Clean Your Windshield
Cleaning your windshield regularly will increase your wiper blade’s life. Dirt, oil, and tree sap will cause streaking as your wipers smear everything across your windshield.
In the worst-case scenario, you could end up with permanent scratches on your window if you operate your wipers when there isn’t sufficient rain or washer fluid on your windshield to act as a lubricant. This sometimes happens when you try to clean off your windshield with the windshield washer but the wipers make several sweeps before the fluid makes it out of the sprayer.
Clean Your Wiper Blades Too
To keep your wipers in top shape and working without noise and streaking, clean them occasionally with a paper towel and soapy water, windshield washer fluid, or rubbing alcohol. This will remove all the dirt and grime from the edge of the blade so they will always be ready when it rains.
Don’t Use Your Wipers to Clear an Icy Windshield
How many times have you come out to your car in the morning after a cold night to find condensation from overnight has left your windows covered in ice?
Resist the urge to turn on your wipers to try to quickly clear your frosted windshield. Those frozen water droplets are extremely rough and are practically glued to your windows.
Get yourself a good ice scraper to save wear and tear on your wipers.
Lift Your Wipers Off Your Windshield When It Snows
You’ll sometimes see cars parked with their wiper arms standing up off the windshield before an arriving winter storm. That is a clear indication of someone who has experience living in snowy climates.
Rain and snow that falls onto the windshield will refreeze overnight when the temperature drops. You will come out the next day to your car with your wipers frozen solid to your windshield.
Attempting to pull the wipers off by hand or forgetting and turning on the wipers will likely tear the delicate edge of the blade. The result is wipers that won’t clear cleanly and will need to be replaced.
Having the wipers up ahead of time and out of the way also makes it faster to use your ice scraper on your windshield and get going when you are in a rush in the morning.
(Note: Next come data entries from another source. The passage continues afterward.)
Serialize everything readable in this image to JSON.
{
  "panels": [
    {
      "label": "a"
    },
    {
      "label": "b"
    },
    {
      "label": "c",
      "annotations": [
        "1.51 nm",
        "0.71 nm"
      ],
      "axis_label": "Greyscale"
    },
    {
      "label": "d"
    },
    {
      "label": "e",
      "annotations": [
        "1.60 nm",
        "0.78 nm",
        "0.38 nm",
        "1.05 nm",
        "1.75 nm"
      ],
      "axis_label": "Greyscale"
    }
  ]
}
Windshield wiper blades are one of the most common replacement items on your car due to the rubber compound. Standard rubber blades have the shortest lifespans, followed by halogen-hardened rubber, and silicone has the longest lifetime of all.
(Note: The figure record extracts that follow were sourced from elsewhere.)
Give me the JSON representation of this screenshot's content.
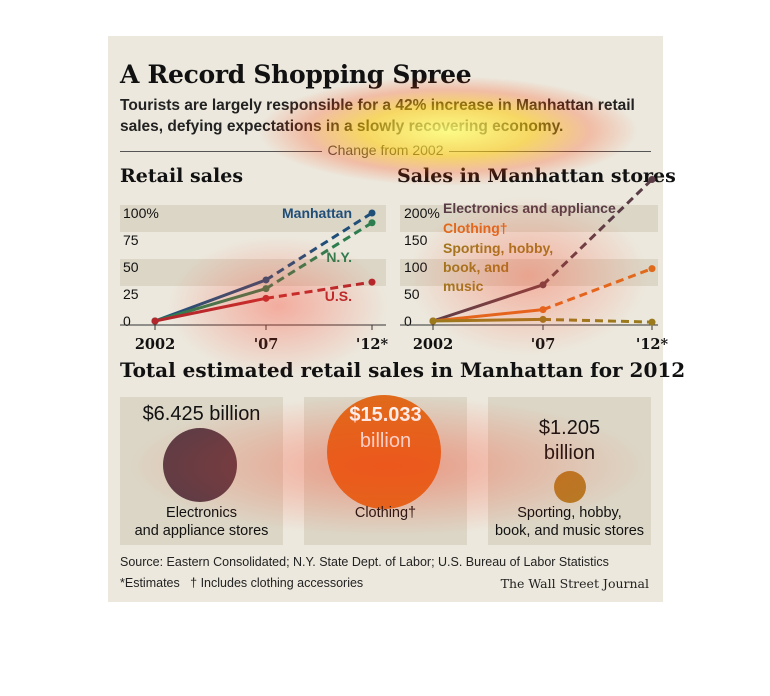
{
  "header": {
    "title": "A Record Shopping Spree",
    "subtitle": "Tourists are largely responsible for a 42% increase in Manhattan retail sales, defying expectations in a slowly recovering economy.",
    "divider_label": "Change from 2002"
  },
  "colors": {
    "background": "#ece8dd",
    "box": "#dcd6c6",
    "manhattan": "#1f4e79",
    "ny": "#2e7d4f",
    "us": "#b3262b",
    "electronics": "#5a3c46",
    "clothing": "#e06a1b",
    "sporting": "#9a7a1c"
  },
  "chart_data": [
    {
      "type": "line",
      "title": "Retail sales",
      "categories": [
        "2002",
        "'07",
        "'12*"
      ],
      "ylim": [
        0,
        100
      ],
      "yticks": [
        "100%",
        "75",
        "50",
        "25",
        "0"
      ],
      "note": "dashed segments are estimates",
      "series": [
        {
          "name": "Manhattan",
          "values": [
            0,
            38,
            100
          ]
        },
        {
          "name": "N.Y.",
          "values": [
            0,
            30,
            91
          ]
        },
        {
          "name": "U.S.",
          "values": [
            0,
            21,
            36
          ]
        }
      ]
    },
    {
      "type": "line",
      "title": "Sales in Manhattan stores",
      "categories": [
        "2002",
        "'07",
        "'12*"
      ],
      "ylim": [
        0,
        200
      ],
      "yticks": [
        "200%",
        "150",
        "100",
        "50",
        "0"
      ],
      "note": "dashed segments are estimates",
      "series": [
        {
          "name": "Electronics and appliance",
          "values": [
            0,
            67,
            262
          ]
        },
        {
          "name": "Clothing†",
          "values": [
            0,
            21,
            97
          ]
        },
        {
          "name": "Sporting, hobby, book, and music",
          "values": [
            0,
            3,
            -2
          ]
        }
      ]
    },
    {
      "type": "bubble",
      "title": "Total estimated retail sales in Manhattan for 2012",
      "items": [
        {
          "value_label": "$6.425 billion",
          "label": "Electronics and appliance stores",
          "value": 6.425
        },
        {
          "value_label": "$15.033 billion",
          "label": "Clothing†",
          "value": 15.033
        },
        {
          "value_label": "$1.205 billion",
          "label": "Sporting, hobby, book, and music stores",
          "value": 1.205
        }
      ]
    }
  ],
  "bubbles_text": {
    "b1_value": "$6.425 billion",
    "b1_label": "Electronics\nand appliance stores",
    "b2_value_line1": "$15.033",
    "b2_value_line2": "billion",
    "b2_label": "Clothing†",
    "b3_value_line1": "$1.205",
    "b3_value_line2": "billion",
    "b3_label": "Sporting, hobby,\nbook, and music stores"
  },
  "footer": {
    "source": "Source: Eastern Consolidated; N.Y. State Dept. of Labor; U.S. Bureau of Labor Statistics",
    "notes": "*Estimates   † Includes clothing accessories",
    "credit": "The Wall Street Journal"
  }
}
If you live in an area with extreme heat or cold where you go through wipers frequently, you may benefit from switching to silicone blades even though they have a higher upfront cost. Otherwise, follow the above tips to extend the life of your wipers and save some money.
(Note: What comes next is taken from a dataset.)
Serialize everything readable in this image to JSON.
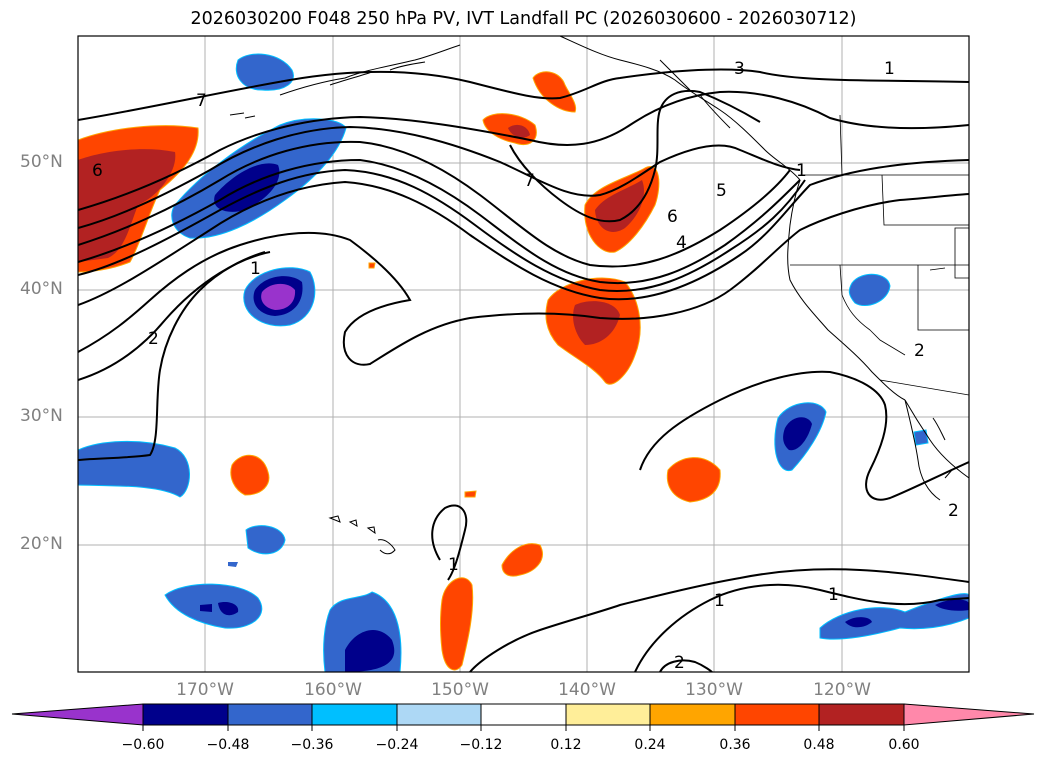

Lastly, don’t pay labor for the dealer to replace your windshield wipers. Many auto parts stores like AutoZone, O’Reilly, and Advanced Auto Parts will install new wiper blades for free if you buy them from the store. Installing them yourself is also a simple enough process that anyone can do it. I do recommend putting down a folded up towel to prevent cracking the windshield if the arm snaps down without the blade installed.
How often do you change your windshield wipers? Do you have any tips to extend the life of your wipers? Have you tried silicone wiper blades?